Jul 10, 2006
The judge in Northwest Airlines’ bankruptcy case gave the company the right to impose its own terms if the flight attendants do not reach an agreement with the company by July 17.
The company did all kinds of arm-twisting to convince the flight attendants that they needed to accept a contract containing 21% wage cuts and increased health insurance premiums for a total reduction of 40% in wages and benefits.
Northwest has played off its various workers against each other by implying that those who agreed to concessions sooner might get a better deal and that none of the concessions would be imposed until the company got concessions from all of its workers.
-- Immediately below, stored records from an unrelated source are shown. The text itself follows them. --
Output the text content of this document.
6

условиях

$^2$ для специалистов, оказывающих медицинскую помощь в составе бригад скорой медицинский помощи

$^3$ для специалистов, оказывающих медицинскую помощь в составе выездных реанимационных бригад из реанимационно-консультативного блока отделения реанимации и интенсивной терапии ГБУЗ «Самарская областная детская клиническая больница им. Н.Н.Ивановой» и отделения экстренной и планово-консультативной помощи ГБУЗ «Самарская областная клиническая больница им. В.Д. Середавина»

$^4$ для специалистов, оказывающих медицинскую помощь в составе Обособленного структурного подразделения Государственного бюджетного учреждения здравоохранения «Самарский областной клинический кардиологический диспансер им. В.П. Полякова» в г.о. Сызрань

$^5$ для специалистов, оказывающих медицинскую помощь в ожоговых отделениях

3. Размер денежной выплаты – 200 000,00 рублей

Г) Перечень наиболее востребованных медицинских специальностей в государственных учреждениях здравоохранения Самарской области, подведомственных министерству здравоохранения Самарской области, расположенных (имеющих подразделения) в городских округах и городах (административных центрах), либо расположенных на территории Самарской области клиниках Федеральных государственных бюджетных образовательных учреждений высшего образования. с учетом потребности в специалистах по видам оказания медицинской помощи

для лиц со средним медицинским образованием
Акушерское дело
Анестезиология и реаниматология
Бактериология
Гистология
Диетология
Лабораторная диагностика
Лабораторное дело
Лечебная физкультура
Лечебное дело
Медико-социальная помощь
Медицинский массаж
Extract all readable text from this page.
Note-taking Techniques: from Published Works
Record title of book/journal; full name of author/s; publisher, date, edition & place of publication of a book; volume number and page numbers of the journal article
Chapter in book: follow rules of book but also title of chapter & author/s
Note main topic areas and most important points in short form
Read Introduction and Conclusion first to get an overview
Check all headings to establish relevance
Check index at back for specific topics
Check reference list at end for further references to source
It got a 15 per pay cut from its pilots in 2004, and then came back for another 24% cut on top of that in May. The company took an 11.5% pay cut from ticket agents in March and got similar concessions from ramp workers in June.
Of course, during all of this the airline has used the example of its mechanics. The mechanics rejected the company’s drastic cuts and went on strike – only to have the company replace them while the other unions watched and did nothing.
The flight attendants were apparently not cowed by all this. Eighty% of them voted against the company’s offer last month.
So what did the company do? It did what companies always do – it went to court and got a judge to give it the right to impose its terms on the flight attendants.
Proving once again that in the class struggle between the bosses and the workers, the courts always take the bosses’ side.